The dishes served at Guest City are what Chen feels are right for the moment. As the food arrives, he does a round of the tables in the rustic cotton pajama outfit of a farmer, sans footwear. He is more than happy to go into considerable detail about the food, as many of the materials and condiments are either homegrown, or at least prepared using local ingredients.
The style of the food is modern Taiwanese, and the presentation is designer rustic. All the crockery and some of the utensils are the handmade creations of the proprietor, including both rough terra-cotta ware and some found art (one of the serving platters used was a commercially produced tile that had been slightly embellished). There is much to admire in the presentation. The food was mostly good to excellent over the 10 courses, with a few minor blips, but there was always something to keep it interesting.
Photo: Ian Bartholomew, Taipei Times
Chen preaches a return to old-style culinary values. He makes a wide range of vinegars that are used to dress some of the dishes, produces his own sun-dried radish (untouched by any chemicals) and even makes his own sausages and cured meats. The portions are small, focusing attention on the individual ingredients.

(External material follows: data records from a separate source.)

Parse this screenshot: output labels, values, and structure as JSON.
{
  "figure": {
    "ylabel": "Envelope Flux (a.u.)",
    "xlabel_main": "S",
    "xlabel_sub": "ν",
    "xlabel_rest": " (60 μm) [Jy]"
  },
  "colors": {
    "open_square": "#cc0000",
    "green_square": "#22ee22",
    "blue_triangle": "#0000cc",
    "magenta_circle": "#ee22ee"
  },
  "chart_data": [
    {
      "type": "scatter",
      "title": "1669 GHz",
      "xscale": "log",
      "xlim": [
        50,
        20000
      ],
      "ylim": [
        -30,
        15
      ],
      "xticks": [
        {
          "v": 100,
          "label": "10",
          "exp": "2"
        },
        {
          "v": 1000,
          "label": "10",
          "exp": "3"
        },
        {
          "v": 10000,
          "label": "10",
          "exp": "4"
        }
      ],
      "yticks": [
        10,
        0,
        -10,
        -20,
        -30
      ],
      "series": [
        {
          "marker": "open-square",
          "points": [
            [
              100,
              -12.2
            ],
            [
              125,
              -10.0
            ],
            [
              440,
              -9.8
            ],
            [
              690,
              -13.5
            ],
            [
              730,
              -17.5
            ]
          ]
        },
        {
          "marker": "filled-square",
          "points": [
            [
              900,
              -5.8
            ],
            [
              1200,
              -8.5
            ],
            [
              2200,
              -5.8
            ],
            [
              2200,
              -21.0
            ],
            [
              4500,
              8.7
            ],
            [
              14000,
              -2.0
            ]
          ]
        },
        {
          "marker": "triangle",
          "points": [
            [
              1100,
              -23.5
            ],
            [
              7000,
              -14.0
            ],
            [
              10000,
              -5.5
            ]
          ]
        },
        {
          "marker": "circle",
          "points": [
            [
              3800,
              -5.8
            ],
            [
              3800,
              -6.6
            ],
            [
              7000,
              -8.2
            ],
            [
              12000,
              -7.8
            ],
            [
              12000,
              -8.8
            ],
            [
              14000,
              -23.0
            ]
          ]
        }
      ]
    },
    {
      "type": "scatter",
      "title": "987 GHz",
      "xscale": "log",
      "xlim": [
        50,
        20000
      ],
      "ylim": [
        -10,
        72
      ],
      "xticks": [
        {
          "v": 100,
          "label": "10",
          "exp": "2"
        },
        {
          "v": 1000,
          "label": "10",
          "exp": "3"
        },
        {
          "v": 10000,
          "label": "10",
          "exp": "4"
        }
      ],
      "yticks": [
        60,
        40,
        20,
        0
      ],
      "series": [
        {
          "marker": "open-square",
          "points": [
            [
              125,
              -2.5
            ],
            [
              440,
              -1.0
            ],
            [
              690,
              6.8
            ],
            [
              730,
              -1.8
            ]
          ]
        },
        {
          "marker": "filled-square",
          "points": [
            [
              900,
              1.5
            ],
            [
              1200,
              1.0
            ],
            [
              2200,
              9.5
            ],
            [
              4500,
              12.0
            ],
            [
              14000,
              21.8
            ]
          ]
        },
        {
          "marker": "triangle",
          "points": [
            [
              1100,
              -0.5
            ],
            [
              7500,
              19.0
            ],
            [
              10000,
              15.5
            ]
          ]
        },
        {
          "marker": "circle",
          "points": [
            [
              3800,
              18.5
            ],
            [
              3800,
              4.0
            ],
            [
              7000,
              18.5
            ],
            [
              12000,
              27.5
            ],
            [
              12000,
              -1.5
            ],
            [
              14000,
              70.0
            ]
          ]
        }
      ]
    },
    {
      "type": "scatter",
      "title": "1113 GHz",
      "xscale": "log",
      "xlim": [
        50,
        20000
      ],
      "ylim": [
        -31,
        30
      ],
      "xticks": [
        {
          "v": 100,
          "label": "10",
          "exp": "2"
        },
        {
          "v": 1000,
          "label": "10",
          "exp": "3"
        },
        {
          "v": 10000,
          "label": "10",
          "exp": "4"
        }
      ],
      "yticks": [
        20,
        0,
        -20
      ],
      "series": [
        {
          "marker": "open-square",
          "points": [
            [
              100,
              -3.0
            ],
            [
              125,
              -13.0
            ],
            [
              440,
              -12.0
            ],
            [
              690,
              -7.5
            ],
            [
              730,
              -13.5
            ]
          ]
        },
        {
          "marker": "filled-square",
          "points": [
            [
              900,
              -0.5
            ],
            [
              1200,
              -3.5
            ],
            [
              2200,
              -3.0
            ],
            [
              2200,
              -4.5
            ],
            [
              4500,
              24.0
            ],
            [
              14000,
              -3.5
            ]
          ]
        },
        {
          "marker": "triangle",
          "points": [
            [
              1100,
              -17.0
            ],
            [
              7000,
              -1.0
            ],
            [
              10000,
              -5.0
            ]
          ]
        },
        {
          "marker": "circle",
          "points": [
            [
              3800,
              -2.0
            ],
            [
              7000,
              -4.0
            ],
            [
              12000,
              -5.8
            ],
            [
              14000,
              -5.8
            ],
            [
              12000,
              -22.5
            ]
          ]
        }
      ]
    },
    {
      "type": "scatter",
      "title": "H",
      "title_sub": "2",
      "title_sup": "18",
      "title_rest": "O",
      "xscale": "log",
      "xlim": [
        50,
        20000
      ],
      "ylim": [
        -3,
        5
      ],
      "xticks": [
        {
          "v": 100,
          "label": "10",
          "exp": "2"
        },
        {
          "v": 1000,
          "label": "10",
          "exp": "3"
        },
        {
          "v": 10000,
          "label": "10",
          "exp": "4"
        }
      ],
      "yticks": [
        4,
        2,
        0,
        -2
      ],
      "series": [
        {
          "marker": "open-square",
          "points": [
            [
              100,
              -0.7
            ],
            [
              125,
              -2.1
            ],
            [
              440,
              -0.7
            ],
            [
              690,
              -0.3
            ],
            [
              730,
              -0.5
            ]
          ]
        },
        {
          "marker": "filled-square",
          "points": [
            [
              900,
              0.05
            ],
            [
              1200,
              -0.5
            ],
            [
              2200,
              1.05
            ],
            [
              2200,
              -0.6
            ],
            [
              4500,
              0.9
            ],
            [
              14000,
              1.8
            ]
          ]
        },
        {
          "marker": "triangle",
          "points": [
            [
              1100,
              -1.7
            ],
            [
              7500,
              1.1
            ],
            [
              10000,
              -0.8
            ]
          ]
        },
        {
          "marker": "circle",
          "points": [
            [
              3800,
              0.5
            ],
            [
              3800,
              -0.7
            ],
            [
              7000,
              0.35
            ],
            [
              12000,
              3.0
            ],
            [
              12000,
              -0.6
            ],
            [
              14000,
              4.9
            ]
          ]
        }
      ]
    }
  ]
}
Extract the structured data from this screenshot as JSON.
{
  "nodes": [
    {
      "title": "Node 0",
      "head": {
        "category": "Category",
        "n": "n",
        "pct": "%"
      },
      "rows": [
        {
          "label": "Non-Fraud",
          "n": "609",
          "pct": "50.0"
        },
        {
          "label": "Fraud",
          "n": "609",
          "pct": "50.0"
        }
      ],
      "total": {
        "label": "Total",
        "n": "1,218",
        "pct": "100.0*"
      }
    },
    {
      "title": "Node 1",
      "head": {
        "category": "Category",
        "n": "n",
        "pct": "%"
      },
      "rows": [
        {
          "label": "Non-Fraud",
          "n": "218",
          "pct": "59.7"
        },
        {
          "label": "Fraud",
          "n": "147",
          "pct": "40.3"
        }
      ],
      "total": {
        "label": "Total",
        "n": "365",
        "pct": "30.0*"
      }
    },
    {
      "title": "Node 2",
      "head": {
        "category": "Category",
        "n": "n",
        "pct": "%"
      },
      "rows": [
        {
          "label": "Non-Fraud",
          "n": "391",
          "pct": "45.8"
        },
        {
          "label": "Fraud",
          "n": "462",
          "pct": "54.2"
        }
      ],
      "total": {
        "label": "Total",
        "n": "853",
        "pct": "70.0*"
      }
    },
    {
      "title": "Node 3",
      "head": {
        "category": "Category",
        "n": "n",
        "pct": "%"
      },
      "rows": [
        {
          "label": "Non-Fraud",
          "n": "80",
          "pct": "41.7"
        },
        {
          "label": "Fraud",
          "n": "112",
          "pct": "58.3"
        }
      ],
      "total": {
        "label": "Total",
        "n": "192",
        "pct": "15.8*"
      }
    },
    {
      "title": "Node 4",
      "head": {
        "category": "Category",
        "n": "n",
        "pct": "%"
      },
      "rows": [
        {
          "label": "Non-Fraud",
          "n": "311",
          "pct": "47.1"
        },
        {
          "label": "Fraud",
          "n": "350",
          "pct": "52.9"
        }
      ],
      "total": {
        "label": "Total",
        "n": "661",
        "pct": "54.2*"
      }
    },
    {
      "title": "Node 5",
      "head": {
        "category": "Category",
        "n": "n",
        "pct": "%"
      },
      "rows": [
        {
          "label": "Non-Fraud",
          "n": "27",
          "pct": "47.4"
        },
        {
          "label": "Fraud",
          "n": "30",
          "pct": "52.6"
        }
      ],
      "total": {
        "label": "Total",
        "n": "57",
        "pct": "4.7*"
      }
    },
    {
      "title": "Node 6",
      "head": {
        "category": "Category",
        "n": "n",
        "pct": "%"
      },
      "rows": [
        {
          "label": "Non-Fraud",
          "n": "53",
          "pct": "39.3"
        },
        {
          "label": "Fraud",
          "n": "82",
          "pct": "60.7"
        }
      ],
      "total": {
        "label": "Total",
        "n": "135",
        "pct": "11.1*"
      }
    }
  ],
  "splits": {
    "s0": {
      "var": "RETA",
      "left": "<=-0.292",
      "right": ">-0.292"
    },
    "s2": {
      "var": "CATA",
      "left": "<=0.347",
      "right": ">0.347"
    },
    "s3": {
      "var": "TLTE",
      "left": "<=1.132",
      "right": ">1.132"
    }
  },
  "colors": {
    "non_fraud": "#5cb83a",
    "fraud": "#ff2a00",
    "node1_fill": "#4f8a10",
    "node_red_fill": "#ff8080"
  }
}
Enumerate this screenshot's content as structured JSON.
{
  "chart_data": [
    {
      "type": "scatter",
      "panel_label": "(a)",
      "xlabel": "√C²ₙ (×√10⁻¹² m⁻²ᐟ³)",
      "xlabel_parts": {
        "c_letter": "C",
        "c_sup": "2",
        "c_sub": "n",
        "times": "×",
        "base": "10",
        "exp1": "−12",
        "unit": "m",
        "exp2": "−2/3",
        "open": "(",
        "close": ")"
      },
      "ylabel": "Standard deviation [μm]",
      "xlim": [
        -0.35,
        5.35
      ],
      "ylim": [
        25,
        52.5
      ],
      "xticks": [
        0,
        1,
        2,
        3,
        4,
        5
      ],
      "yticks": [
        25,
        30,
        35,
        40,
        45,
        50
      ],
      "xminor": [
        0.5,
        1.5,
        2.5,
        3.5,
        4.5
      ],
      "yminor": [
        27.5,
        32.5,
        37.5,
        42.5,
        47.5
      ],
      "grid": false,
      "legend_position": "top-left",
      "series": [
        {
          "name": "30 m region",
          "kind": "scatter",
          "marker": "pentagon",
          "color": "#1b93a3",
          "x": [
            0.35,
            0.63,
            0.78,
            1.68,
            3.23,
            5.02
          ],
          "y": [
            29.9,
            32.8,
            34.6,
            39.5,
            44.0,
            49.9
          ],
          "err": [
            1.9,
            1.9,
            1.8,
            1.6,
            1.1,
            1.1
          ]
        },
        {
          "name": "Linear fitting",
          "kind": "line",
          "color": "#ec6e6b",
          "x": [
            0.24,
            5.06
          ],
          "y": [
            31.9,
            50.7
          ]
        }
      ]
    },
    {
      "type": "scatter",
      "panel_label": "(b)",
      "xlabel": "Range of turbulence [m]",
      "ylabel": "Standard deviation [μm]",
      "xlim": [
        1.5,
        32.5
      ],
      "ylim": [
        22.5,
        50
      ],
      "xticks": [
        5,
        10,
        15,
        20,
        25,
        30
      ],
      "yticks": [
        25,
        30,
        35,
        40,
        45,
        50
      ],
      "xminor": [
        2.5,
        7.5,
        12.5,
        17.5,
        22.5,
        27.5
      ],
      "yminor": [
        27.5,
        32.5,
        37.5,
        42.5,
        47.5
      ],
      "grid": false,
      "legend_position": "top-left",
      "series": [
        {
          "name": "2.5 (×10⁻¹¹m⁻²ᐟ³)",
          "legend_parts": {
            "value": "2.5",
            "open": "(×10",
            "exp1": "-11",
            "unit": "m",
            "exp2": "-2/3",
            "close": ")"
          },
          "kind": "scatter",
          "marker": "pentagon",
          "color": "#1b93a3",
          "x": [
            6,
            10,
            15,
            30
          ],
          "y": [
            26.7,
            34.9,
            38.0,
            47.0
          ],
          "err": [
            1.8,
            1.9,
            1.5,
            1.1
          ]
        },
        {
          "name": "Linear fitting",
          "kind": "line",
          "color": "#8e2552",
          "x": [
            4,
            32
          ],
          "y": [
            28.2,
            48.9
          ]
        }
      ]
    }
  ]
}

A tiny bowl of crisp, raw pumpkin marinated in homemade vinegar had remarkably vibrant flavors. A small mound of seasonal vegetables, blanched and lightly dressed, was extremely delicate. A lightly stewed bowl of three types of mushroom forced one to contemplate the relationship between texture and flavor.
A small dish of asparagus tips was spoilt by a squeeze of what was clearly commercially produced mayonnaise. The vegetable itself was soft with a slight crispness, but the provenience of the mayo spoiled the purity of the overall presentation. This was just a tiny misstep — a thoughtless following of a popular Taiwanese culinary practice.
Photo: Ian Bartholomew, Taipei Times
A selection of cold meats, served on a taro leaf, was interesting. The quality of the meat was good and a side of lightly pickled cucumber set it off nicely. A very fine steamed egg and a dark soup of pork and dried radish each showed considerable character. Most of the dishes are served in small bowls, and bulk is provided by steamed rice mixed with lard, another rustic staple that is coming back into fashion.
The care and commitment that has gone into the creation of the dining experience is very much apparent at Guest City, but for some, the food might be a trifle bland. Care and attention is needed to appreciate the refinement of the preparation, but sometimes the flavors are simply not big enough to make an impression. All of this can make the dining experience at Guest City ever so slightly anemic, especially for those who favor rich flavors and hearty portions. For the health conscious, or for those who want to taste the terroir of Yilan through its natural produce and its traditional culinary practices, Guest City will provide a most interesting experience.